I believe the plan is that the compartment can be easily unscrewed for access, since it won’t happen too often once it’s hooked up. Ooh, what an exciting day that will be for all of us who wash dishes at Hearts Homes and Hands!
Breaking with Butterflies
I needed a break after finishing yet another slog of a project, so I walked around the block by the Hermit Haus. I turned by the Baptist Church, because I was wondering if the fancy New Gold hybrid lantana that’s planted all around its borders attract as much wildlife as the native ones in my tiny garden.
The answer was a resounding yes. There were skipper butterflies skipping all over the plants, as well as quite a few duskywings.
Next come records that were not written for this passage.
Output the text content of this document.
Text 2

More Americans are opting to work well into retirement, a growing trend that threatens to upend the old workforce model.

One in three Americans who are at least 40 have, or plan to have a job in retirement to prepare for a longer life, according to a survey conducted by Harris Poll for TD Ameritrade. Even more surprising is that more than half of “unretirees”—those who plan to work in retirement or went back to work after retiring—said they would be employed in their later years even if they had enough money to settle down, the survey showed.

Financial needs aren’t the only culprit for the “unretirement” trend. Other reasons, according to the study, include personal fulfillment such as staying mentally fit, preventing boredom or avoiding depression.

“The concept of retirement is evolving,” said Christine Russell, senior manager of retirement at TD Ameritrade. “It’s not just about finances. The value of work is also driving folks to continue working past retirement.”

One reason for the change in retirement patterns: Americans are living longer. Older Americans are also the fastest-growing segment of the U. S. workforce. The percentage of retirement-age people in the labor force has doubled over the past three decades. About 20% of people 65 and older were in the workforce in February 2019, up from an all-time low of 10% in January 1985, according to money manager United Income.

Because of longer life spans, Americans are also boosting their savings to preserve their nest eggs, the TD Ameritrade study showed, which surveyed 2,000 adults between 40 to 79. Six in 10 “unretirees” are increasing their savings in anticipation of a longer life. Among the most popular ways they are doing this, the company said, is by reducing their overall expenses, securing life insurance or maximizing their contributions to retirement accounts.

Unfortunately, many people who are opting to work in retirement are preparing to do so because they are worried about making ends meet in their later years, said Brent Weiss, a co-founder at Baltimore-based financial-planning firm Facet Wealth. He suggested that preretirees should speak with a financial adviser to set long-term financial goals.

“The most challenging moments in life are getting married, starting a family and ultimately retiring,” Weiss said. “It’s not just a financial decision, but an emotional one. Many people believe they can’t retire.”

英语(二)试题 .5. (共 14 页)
I saw another variegated frittilary, but didn’t get its picture.
I also saw a very large wasp, which reminded me of an even bigger one, the cicada killer (they are so cool, but I haven’t seen any this year). This one appeared to be a Guinea paper wasp, judging from its stripe pattern and large antennae. But, I could be wrong and it could be a regular ole yellowjacket, which we have plenty of around here. I’ll find out on iNaturalist, I’m hoping.
It really does me a lot of good to take little walks and outdoor breaks, which are just fine to do in an uncrowded place like here. Since we are getting more and more coronavirus cases here, I’m not going anywhere crowded right now!
It’s been so much fun checking out what’s growing in my tiny garden outside my office. Every day, there’s a little bit more to see in and around it. This little space supports so much life!
This morning, I found the Inca doves poking around in the area where there’s dirt. I wondered where they were living, and then they were kind enough to show me! They have a nest right above our carport light! I love these birds, because they are calm, busy, and beautiful when they fly. The underside of their wings is a russet red, which makes them easy to identify, and looks beautiful.
I looked a little closer before I went into the office, and saw even more life, on a tiny scale. I saw something yellow on the milkweed plant and was all excited that it might be monarch eggs or something, but when I got closer, the yellow dots moved. They are very bright aphids with little black legs. Turns out they are oleander aphids, which are also, conveniently enough, known as milkweed aphids. Well, the plants are supporting their tiny life, so I let them keep sucking away.
Over to the left, something moved on a common lantana flower (which Linda Jo, my iNaturalist identifier, called “not one of the good ones”). There was a tiny, tiny fly. It has stripes that make it look like a bee or wasp, but it’s one of the little flies that lives on nectar from flowers, a calligrapher fly. I guess it does look like it has writing on it!
And finally, when I stood up, I saw one little dayflower that did not look like all its beautiful blue friends. It’s a white sport! I love it when I find the oddballs of nature smiling up at me.
What a great way to start one’s day, just noticing the bounty of life around me. This really is a little garden that could…be full of life!
I have to share, because it’s so pretty, this black swallowtail caterpillar on my bronze fennel plant at the ranch (one of two herbs that didn’t die in my planter). I’m so happy to support future beautiful butterflies!